PNG is a superb format — until you check the file size. A single full-screen PNG photo can be several megabytes, which slows down websites and clogs up email. Converting to JPG often cuts that by 80% or more with no visible difference. But it isn't always the right move. Here's how to decide.
The quick rule
Convert PNG to JPG when the image is a photograph and you want a smaller file. Keep PNG when you need crisp text, sharp lines, or transparency.
Why JPG is so much smaller
PNG is lossless — it stores every pixel exactly, which is overkill for photographs full of subtle gradients. JPG uses lossy compression tuned for photos, throwing away detail your eye won't miss. For a sunset or a portrait, the saving is huge and the quality drop is invisible.
When converting makes sense
- Photos you want to email or post that are currently multi-megabyte PNGs.
- Images for a website, where smaller files mean faster page loads.
- Screenshots of photos (not text) that you're sharing casually.
When to keep PNG
- Logos, icons and diagrams with sharp edges and flat colours.

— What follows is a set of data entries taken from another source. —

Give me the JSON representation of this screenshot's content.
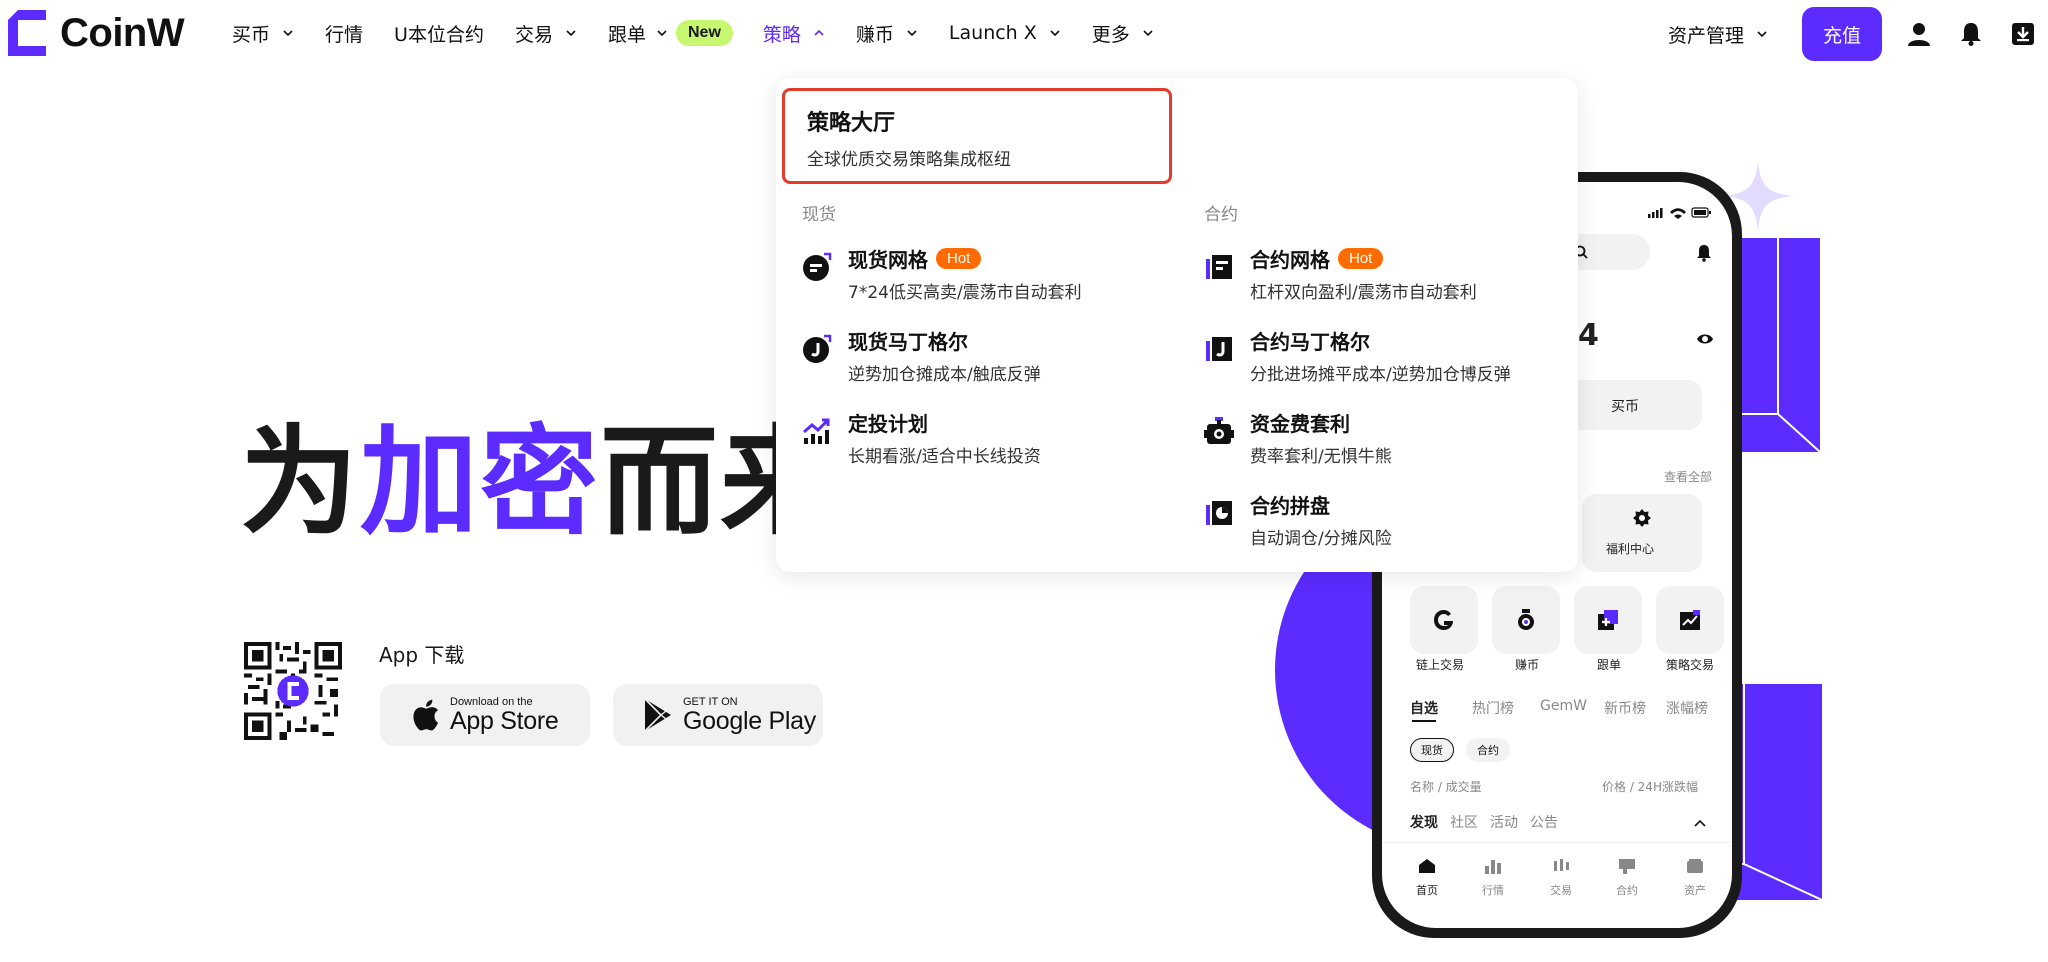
{
  "brand": {
    "name": "CoinW",
    "accent": "#5b2bff"
  },
  "nav": {
    "items": [
      {
        "label": "买币",
        "has_menu": true
      },
      {
        "label": "行情",
        "has_menu": false
      },
      {
        "label": "U本位合约",
        "has_menu": false
      },
      {
        "label": "交易",
        "has_menu": true
      },
      {
        "label": "跟单",
        "has_menu": true,
        "badge": "New"
      },
      {
        "label": "策略",
        "has_menu": true,
        "active": true
      },
      {
        "label": "赚币",
        "has_menu": true
      },
      {
        "label": "Launch X",
        "has_menu": true
      },
      {
        "label": "更多",
        "has_menu": true
      }
    ],
    "asset_menu": "资产管理",
    "deposit": "充值",
    "icons": [
      "user-icon",
      "bell-icon",
      "download-icon"
    ]
  },
  "hero": {
    "title_pre": "为",
    "title_accent": "加密",
    "title_post": "而来",
    "app_download": "App 下载",
    "app_store": {
      "small": "Download on the",
      "big": "App Store"
    },
    "google_play": {
      "small": "GET IT ON",
      "big": "Google Play"
    }
  },
  "dropdown": {
    "hall": {
      "title": "策略大厅",
      "desc": "全球优质交易策略集成枢纽"
    },
    "spot": {
      "heading": "现货",
      "items": [
        {
          "title": "现货网格",
          "badge": "Hot",
          "desc": "7*24低买高卖/震荡市自动套利",
          "icon": "grid-bot-icon"
        },
        {
          "title": "现货马丁格尔",
          "desc": "逆势加仓摊成本/触底反弹",
          "icon": "martingale-icon"
        },
        {
          "title": "定投计划",
          "desc": "长期看涨/适合中长线投资",
          "icon": "dca-chart-icon"
        }
      ]
    },
    "futures": {
      "heading": "合约",
      "items": [
        {
          "title": "合约网格",
          "badge": "Hot",
          "desc": "杠杆双向盈利/震荡市自动套利",
          "icon": "futures-grid-icon"
        },
        {
          "title": "合约马丁格尔",
          "desc": "分批进场摊平成本/逆势加仓博反弹",
          "icon": "futures-martingale-icon"
        },
        {
          "title": "资金费套利",
          "desc": "费率套利/无惧牛熊",
          "icon": "funding-rate-icon"
        },
        {
          "title": "合约拼盘",
          "desc": "自动调仓/分摊风险",
          "icon": "futures-combo-icon"
        }
      ]
    }
  },
  "phone": {
    "buy_coin": "买币",
    "view_all": "查看全部",
    "welfare": "福利中心",
    "tiles": [
      "链上交易",
      "赚币",
      "跟单",
      "策略交易"
    ],
    "market_tabs": [
      "自选",
      "热门榜",
      "GemW",
      "新币榜",
      "涨幅榜"
    ],
    "filter_pills": [
      "现货",
      "合约"
    ],
    "list_header_left": "名称 / 成交量",
    "list_header_right": "价格 / 24H涨跌幅",
    "sub_tabs": [
      "发现",
      "社区",
      "活动",
      "公告"
    ],
    "bottom_nav": [
      "首页",
      "行情",
      "交易",
      "合约",
      "资产"
    ]
  }
}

- Screenshots full of text — JPG adds fuzzy halos around letters.
- Anything needing a transparent background (JPG can't do transparency).
Step-by-step
- Open the PNG to JPG converter and drag in your files.
- Pick a JPG quality (90% is a safe default).
- Convert and download — one image or a whole batch.
It runs in your browser, so your images stay on your device.
Tip: Converting removes transparency — transparent areas become a solid background. If you need transparency, keep the PNG.
What about quality loss?
At 90% quality the difference is invisible for photos. Going lower saves more space but can introduce artifacts, so only drop below 80% when size truly matters. If you need it even smaller afterwards, run it through the image compressor.
Frequently asked questions
Why convert PNG to JPG?
JPG files are far smaller for photos, which helps email and website speed.
Will I lose transparency?
Yes — JPG has no transparency, so transparent areas become solid. Keep PNG if you need it.
Can I convert many PNGs at once?
Yes — batch-convert a whole folder and download them together.